Everything you need to know about our pension product and services. If you don’t find the answer you are looking for, you can reach out to our support team.

  • What is a Pension?

    Pension is a regular income received by a person at retirement when he/she stopped working because of having reached a certain age or based on health condition to cater for his/her needs at old age

  • What is an Retirement Savings Account (RSA)?

    A Retirement Savings Account (RSA) is an account opened by an employee or contributor with a PFA of choice into which all pension contributions and returns on investment are paid. Every contributor under the contributory pension scheme (CPS) is expected to open RSA in his/her name with a PFA of his/her choice into which all his/her contributions and returns on investment are paid

  • Can I withdraw from my Retirement Savings Account (RSA) at any time?

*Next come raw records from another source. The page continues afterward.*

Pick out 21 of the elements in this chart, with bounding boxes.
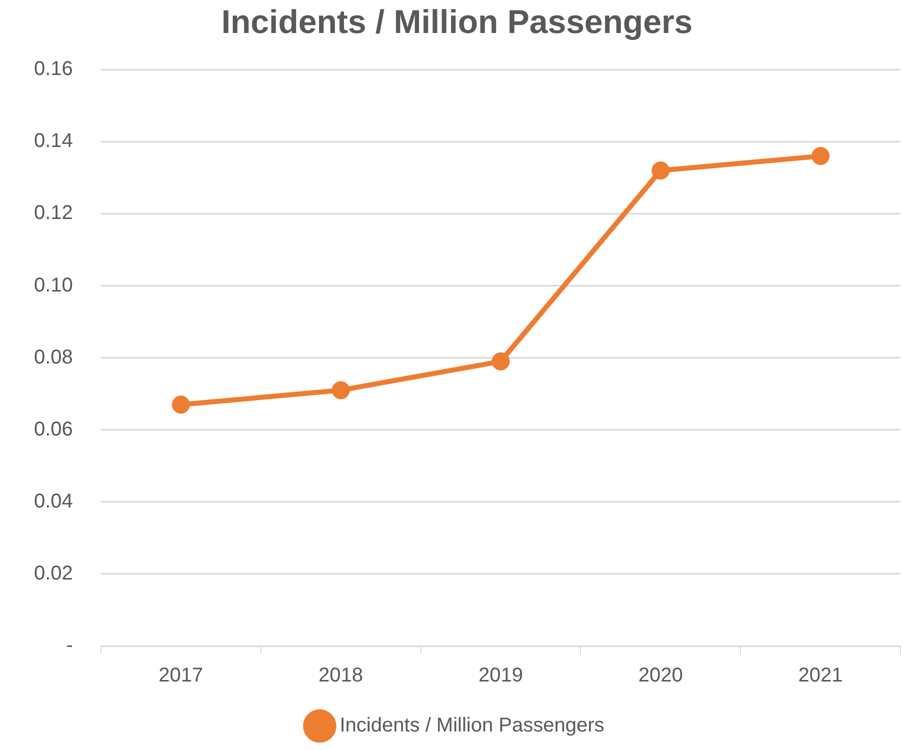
point xyxy=(652,161,670,180)
y-tick-label: 0.14 xyxy=(34,130,73,152)
legend-label: Incidents / Million Passengers xyxy=(340,714,604,737)
y-tick-label: - xyxy=(66,634,73,657)
x-tick-label: 2019 xyxy=(478,664,523,687)
point xyxy=(492,352,510,370)
x-tick-label: 2017 xyxy=(158,664,204,687)
y-tick-label: 0.04 xyxy=(34,490,73,512)
y-tick-label: 0.12 xyxy=(34,202,73,224)
y-tick-label: 0.16 xyxy=(34,58,73,80)
point xyxy=(812,147,830,166)
point xyxy=(332,381,350,400)
x-tick-label: 2018 xyxy=(318,664,364,687)
y-tick-label: 0.06 xyxy=(34,418,73,440)
y-tick-label: 0.02 xyxy=(34,562,73,584)
x-tick-label: 2021 xyxy=(798,664,843,687)
y-tick-label: 0.10 xyxy=(34,274,73,296)
point xyxy=(172,396,190,414)
y-tick-label: 0.08 xyxy=(34,346,73,368)
x-tick-label: 2020 xyxy=(638,664,683,687)
chart-title: Incidents / Million Passengers xyxy=(221,2,693,40)
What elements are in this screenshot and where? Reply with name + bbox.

    Contributors cannot withdraw money except at retirement or upon temporary loss of job and in all cases, withdrawals are subject to approval by the National Pension Commission (PenCom). The PFA is required to invest the money in allowable investment outlets and the income generated is fully credited into the RSA.

  • Who is a Pension Fund Administrator (PFA)?

    A PFA is a company licensed by the National Pension Commission for the sole purpose of managing and administering pension funds contributed into the RSAs.

  • Who is a Pension Fund Custodian (PFC)?

    A PFC is a company licensed by the National Pension Commission to keep pension money and assets in the RSA on. trust for the employee on behalf of the PFA. The PFC receives pension contributions from employers on behalf of PFAs, settles investment transactions on the order of the PFA, effects payments of benefits and undertakes other administrative functions.

  • What is the Difference Between a PFA and a PFC?

    The PFA manages and invests the pension funds on behalf of contributors while the PFC keeps the pension funds and assets in safe custody and carries out transactions on behalf of the PFA.